Programmers who receive help from AI tools like Github Copilot write less secure code than those who code independently ; and AI assistants often mislead developers on output quality, resulting in “blind self-confidence”.
We conduct the first large-scale user study on how users interact with AI code assistants to solve various security-related tasks across different programming languages. Overall, we found that participants who had access to AI assistants based on OpenAI’s codex-davinci-002 model wrote significantly less secure code than participants who did not. Additionally, participants who had access to an AI assistant were more likely to believe they wrote secure code than participants who did not have access to an AI assistant. We found that those participants who trusted the AI less and used more suggested languages and formats (e.g. re-phrasing, adjusting temperature) provided fewer code security vulnerabilities. Finally, to better guide the design of future AI-based code assistants, we conducted an in-depth analysis of the participants’ language and interaction behaviors, and released our user interface as a tool for similar research in the future.

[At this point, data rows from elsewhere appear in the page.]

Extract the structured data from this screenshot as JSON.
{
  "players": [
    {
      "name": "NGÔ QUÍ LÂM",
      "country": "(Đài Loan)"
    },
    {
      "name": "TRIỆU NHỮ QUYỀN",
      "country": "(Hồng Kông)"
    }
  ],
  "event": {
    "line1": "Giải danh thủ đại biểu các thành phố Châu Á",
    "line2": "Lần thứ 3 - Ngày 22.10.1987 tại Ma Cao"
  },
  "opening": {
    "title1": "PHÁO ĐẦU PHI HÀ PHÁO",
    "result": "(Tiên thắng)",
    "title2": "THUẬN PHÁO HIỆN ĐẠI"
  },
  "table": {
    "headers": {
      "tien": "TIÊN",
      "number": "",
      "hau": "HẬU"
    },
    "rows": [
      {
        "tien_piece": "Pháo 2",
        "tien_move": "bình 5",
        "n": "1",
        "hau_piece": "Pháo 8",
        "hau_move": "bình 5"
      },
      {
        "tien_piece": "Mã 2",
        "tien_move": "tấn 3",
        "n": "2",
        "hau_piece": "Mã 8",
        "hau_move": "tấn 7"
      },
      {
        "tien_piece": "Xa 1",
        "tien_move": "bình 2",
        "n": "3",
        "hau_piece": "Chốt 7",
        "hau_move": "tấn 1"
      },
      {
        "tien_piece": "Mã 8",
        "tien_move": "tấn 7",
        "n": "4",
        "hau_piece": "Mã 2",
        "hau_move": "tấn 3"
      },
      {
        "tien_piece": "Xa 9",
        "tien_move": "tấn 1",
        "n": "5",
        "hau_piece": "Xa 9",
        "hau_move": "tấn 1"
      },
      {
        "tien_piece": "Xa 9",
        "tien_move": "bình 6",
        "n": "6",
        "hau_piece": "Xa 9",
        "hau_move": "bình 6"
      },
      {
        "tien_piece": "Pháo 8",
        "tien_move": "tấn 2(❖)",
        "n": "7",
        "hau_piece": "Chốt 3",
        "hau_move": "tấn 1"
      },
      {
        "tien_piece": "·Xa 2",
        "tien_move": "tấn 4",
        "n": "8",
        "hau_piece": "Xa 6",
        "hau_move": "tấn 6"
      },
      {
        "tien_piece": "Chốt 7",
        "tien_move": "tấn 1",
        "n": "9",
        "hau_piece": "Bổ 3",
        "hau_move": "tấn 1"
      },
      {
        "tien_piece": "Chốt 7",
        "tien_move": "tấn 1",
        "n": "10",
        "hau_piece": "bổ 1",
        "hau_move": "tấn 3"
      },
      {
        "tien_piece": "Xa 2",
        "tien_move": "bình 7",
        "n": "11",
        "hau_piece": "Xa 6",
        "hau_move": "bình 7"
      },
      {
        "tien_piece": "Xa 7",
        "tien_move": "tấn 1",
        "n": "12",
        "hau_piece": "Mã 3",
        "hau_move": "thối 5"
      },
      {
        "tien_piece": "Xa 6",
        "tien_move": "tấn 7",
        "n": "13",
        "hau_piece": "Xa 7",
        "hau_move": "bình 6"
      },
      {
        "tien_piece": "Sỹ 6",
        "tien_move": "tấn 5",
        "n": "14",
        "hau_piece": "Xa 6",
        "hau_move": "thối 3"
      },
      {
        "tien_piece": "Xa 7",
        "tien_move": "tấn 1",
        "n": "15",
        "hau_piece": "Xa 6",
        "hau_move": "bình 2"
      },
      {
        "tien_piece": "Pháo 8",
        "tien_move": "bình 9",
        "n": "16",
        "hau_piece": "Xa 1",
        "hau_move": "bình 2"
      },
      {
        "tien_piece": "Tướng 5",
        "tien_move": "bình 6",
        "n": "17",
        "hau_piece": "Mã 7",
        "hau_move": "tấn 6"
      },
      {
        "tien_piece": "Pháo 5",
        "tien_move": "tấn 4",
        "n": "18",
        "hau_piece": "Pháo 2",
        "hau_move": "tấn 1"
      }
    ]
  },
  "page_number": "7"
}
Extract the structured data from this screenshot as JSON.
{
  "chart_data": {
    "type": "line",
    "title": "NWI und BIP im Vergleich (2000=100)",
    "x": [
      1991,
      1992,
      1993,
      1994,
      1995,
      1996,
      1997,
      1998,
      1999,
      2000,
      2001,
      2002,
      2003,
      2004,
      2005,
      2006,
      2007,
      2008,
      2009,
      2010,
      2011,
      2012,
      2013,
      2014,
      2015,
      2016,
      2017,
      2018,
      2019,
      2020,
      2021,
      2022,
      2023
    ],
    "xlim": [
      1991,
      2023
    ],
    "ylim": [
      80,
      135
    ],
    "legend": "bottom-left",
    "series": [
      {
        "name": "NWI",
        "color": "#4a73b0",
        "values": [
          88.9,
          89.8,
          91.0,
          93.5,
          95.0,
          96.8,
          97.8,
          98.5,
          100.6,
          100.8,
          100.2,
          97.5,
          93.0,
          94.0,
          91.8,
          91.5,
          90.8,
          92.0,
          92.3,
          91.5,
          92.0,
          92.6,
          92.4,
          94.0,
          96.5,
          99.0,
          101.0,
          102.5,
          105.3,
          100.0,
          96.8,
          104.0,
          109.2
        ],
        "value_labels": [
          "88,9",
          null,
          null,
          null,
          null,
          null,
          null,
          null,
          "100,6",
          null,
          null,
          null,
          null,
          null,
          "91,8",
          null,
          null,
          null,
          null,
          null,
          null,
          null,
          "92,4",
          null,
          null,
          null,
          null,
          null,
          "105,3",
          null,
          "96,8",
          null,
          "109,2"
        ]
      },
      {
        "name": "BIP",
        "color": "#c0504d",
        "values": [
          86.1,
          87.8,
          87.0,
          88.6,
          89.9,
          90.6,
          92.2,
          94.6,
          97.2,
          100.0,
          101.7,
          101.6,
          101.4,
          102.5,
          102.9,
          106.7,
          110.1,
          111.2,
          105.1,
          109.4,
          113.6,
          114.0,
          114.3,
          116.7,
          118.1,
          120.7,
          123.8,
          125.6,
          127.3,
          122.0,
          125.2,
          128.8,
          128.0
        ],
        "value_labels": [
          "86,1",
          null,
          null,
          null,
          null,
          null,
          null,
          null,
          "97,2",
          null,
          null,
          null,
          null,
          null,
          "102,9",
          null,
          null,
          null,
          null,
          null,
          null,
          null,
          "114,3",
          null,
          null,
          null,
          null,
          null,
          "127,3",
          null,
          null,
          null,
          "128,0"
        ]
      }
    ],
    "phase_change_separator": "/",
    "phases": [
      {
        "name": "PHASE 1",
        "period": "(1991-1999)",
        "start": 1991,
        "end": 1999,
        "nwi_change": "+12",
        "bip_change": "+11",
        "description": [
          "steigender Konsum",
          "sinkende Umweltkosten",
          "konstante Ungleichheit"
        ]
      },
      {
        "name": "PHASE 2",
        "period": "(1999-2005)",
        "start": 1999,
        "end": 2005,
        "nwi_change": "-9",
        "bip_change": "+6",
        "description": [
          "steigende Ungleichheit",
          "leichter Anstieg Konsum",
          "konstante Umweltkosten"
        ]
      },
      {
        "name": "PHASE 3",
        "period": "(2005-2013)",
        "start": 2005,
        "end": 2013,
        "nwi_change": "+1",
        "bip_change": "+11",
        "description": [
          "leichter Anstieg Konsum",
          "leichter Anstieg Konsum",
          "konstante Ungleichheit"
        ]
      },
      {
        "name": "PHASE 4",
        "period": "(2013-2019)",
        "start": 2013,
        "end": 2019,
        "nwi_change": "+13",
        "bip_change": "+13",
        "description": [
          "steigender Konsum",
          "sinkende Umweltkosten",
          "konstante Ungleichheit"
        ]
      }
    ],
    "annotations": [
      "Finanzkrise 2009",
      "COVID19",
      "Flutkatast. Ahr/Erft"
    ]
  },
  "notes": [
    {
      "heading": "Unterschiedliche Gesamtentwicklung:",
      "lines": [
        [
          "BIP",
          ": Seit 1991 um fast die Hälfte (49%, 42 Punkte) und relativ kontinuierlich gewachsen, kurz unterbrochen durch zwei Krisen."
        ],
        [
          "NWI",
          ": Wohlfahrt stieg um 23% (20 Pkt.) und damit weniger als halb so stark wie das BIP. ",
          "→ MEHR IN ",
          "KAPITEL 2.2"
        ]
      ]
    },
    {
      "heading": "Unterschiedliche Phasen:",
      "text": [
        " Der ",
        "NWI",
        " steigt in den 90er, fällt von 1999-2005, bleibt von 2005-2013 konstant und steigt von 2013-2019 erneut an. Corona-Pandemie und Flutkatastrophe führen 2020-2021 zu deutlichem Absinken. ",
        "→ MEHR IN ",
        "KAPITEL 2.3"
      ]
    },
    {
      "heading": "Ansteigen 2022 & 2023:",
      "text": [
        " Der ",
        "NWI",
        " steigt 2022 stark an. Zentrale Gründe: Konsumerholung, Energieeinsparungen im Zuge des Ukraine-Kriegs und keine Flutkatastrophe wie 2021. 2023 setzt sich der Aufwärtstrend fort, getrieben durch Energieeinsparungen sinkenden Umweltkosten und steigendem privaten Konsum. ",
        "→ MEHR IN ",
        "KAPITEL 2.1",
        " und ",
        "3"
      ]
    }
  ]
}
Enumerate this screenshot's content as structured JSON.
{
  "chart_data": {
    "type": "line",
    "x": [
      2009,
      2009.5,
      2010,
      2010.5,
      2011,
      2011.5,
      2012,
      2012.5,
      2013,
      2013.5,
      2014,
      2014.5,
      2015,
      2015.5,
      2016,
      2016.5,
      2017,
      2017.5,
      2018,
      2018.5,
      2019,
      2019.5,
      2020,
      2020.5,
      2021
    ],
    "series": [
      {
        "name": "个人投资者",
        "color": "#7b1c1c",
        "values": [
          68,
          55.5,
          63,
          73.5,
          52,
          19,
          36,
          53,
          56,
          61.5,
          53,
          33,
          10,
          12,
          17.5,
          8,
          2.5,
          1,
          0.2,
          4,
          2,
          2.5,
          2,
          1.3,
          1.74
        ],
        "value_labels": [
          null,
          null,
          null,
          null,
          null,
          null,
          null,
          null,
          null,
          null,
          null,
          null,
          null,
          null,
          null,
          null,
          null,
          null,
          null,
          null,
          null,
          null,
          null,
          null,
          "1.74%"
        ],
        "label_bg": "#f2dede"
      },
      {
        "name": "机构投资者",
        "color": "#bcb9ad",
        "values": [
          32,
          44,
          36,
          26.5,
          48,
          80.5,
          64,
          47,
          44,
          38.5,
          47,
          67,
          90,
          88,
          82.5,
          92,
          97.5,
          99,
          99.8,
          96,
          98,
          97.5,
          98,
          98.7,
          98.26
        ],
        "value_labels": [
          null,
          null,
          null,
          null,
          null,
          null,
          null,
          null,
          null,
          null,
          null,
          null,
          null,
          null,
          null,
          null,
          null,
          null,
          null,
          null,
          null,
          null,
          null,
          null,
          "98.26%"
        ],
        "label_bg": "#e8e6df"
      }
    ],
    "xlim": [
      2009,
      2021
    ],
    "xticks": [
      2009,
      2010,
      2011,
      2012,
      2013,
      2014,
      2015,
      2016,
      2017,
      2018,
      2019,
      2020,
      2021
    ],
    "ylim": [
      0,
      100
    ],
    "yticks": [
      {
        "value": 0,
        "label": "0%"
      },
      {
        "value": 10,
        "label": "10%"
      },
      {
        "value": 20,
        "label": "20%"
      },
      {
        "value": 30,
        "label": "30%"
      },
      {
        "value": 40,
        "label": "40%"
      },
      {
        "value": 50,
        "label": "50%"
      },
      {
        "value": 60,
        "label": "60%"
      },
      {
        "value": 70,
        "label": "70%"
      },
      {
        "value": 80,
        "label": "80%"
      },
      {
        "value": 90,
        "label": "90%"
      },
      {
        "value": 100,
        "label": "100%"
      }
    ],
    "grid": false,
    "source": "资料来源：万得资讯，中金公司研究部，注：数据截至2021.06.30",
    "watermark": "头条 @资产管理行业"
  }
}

Previously, NYU researchers had shown that artificial intelligence-based programming suggestions were often unsafe in experiments under different conditions.The Stanford researchers cite results from a research paper published in August 2021: Given 89 cases, about 40 percent of computer programs made with Copilot’s help contained potentially exploitable vulnerabilities. However, the study was limited in scope, considering only a limited set of hints corresponding to 25 vulnerabilities, and only for three programming languages: Python, C, and Verilog.
According to the presentation, the user study at Stanford University involved 47 people of varying experience levels, including undergraduates, graduate students, and industry professionals. Participants were asked to write code based on five prompts using a standalone React-based Electron application under the supervision of a research administrator. The first is: “Write two functions in Python, one of which encrypts and the other decrypts a given string using a given symmetric key”.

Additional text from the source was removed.